Banyak sekali permasalahan yang menimpa Indonesia akhir akhir ini, marilah kita ulas sedikit permasalahan yang paling dikenal untuk saat ini. Misalnya, rencana kenaikan tunjangan DPR yang akan memperluas ketimpangan sosial di masyarakat, keracunan dari program Makan Bergizi Gratis (MBG) dibeberapa sekolah dasar hingga menengah atau kasus kekerasan yang dilakukan aparat terhadap warga sipil yang sudah beberapa kali terjadi dan problem problem lainnya yang belum terselesaikan dari periode Presiden sebelumnya seperti pembangunan mangkrak, kasus pelanggaran HAM, angka kemiskinan tinggi dan anggaran negara yang tidak transparan sehingga menjadi bahan bancakan korupsi. Banyaknya kasus kebobrokan pemerintah yang sudah terungkap, sebagian masyarakat berpikir bahwa itu merupakan suatu yang ‘biasa’ sehingga menormalisasi nya dalam dunia politik. Tetapi dilain sisi banyak juga masyarakat melakukan aksi demonstrasi yang tak surut meskipun mendapat tangggapan berulang dan berpola dari orang pemerintah
Harusnya masyarakat sudah mampu beradaptasi how our government make an action dalam masa kerjanya. Saat ini Indonesia membutuhkan perubahan, dan untuk mewujudkannya akan sangat dibutuhkan bantuan dari masyarakat. Pemerintah saat ini sudah melupakan akan konsep dari Demokrasi yang bersifat kedaulatan Rakyat, bagai kacang lupa kulitnya. Dulu ketika Rakyat melakukan sebuah tindakan besar yang menjadi sejarah paling terkenal yaitu Reformasi 1998. Namun sistem era Orde Baru saat itu tida sepenuhnya runtuh, karena hanya simbol presiden Soeharto saja yang turun dan orangorang yang berkuasanya saja berubah.
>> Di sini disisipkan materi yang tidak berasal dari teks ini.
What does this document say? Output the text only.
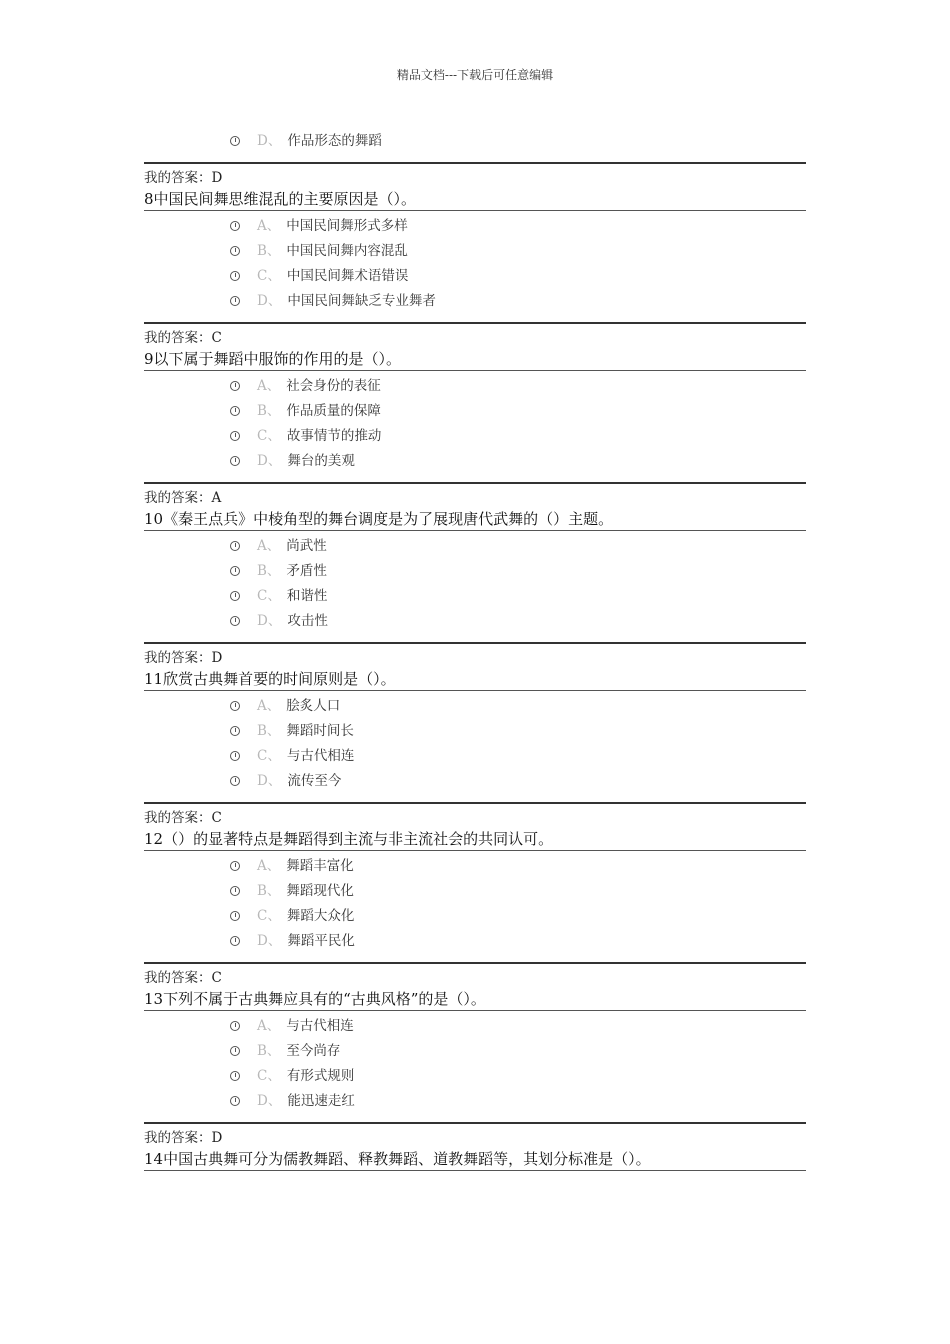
精品文档---下载后可任意编辑
D 、 作品形态的舞蹈
我的答案：D
8中国民间舞思维混乱的主要原因是（）。
A 、 中国民间舞形式多样
B 、 中国民间舞内容混乱
C 、 中国民间舞术语错误
D 、 中国民间舞缺乏专业舞者
我的答案：C
9以下属于舞蹈中服饰的作用的是（）。
A 、 社会身份的表征
B 、 作品质量的保障
C 、 故事情节的推动
D 、 舞台的美观
我的答案：A
10《秦王点兵》中棱角型的舞台调度是为了展现唐代武舞的（）主题。
A 、 尚武性
B 、 矛盾性
C 、 和谐性
D 、 攻击性
我的答案：D
11欣赏古典舞首要的时间原则是（）。
A 、 脍炙人口
B 、 舞蹈时间长
C 、 与古代相连
D 、 流传至今
我的答案：C
12（）的显著特点是舞蹈得到主流与非主流社会的共同认可。
A 、 舞蹈丰富化
B 、 舞蹈现代化
C 、 舞蹈大众化
D 、 舞蹈平民化
我的答案：C
13下列不属于古典舞应具有的“古典风格”的是（）。
A 、 与古代相连
B 、 至今尚存
C 、 有形式规则
D 、 能迅速走红
我的答案：D
14中国古典舞可分为儒教舞蹈、释教舞蹈、道教舞蹈等，其划分标准是（）。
Satu yang masih sering kita lihat dari karakter sistem orde baru, yakni campur tangan tentara dalam mendisiplinkan siswa.
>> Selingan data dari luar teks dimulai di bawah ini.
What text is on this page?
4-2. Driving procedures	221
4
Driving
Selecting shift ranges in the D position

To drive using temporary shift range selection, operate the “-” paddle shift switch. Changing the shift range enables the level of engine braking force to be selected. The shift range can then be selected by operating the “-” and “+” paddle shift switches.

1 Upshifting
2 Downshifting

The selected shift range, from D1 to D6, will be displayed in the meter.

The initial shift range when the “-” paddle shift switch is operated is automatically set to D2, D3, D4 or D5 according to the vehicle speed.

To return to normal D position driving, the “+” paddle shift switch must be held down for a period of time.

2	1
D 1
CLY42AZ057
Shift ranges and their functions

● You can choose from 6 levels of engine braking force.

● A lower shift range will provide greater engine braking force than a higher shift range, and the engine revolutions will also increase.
Untuk perubahan itu sebetulnya masih adabeberapa pertanyaan dalam benak saya dalam pelaksanaannya, misalnya; untuk benar benar beralih ke sistem baru yang lebih baik dan menghilangkan sistem lama yang merugikan harus dimulai dari perubahan Rakyat atau Pemerintah? Ada 4 problem yang menjadi kebingungan saya sendiri :
1. Ada yang mengatakan bahwa Pemerintah yang harus berubah dan berinisiatif untukmemberikan pendidikan terbaik dan akses fasilitas lainnya, bagi rakyatnya sebagai pondasi utama membuat Indonesia menjadi bangsa yang maju, tapi saya kira ini mustahil karena watak Pemerintah tidak akan berubah secara tiba tiba;
2. Sebaliknya, rakyat lah yang memegang kendali saat ini, namun masalahnya sebagian watak rakyat Indonesia sama buruknya dengan Pemerintah;
3. Dan sebagian masyarakat yang ingin benar benar perubahan memiliki keterbatasan akses pula karena fasilitas negara yang tidak mendukung
4. Atau masyarakat yang ingin perubahan dan memiliki privilege untuk memulai sangat amat sedikit, bisa menjadi 1:300 bila kita jabarkan, dan akan sangat sulit rasanya berjuang memulai suatu tindakan sendirian
Dari poin-poin tersebut nampaknya mempunyai kerumitan tersendiri, sehingga kita tidak bisa membuat skala prioritasnya. Dari manakah kita harus memulai? ya mungkin harus dimulai dengan kita sendiri untuk tidak mudah “terbawa arus” dengan berbagai kondisi sosial kehidupan saat ini yang sedang tidak baik-baik saja. Bahkan kalau memungkinkan kitalah sebagai generasi baru yang harus menentukan arah arus itu.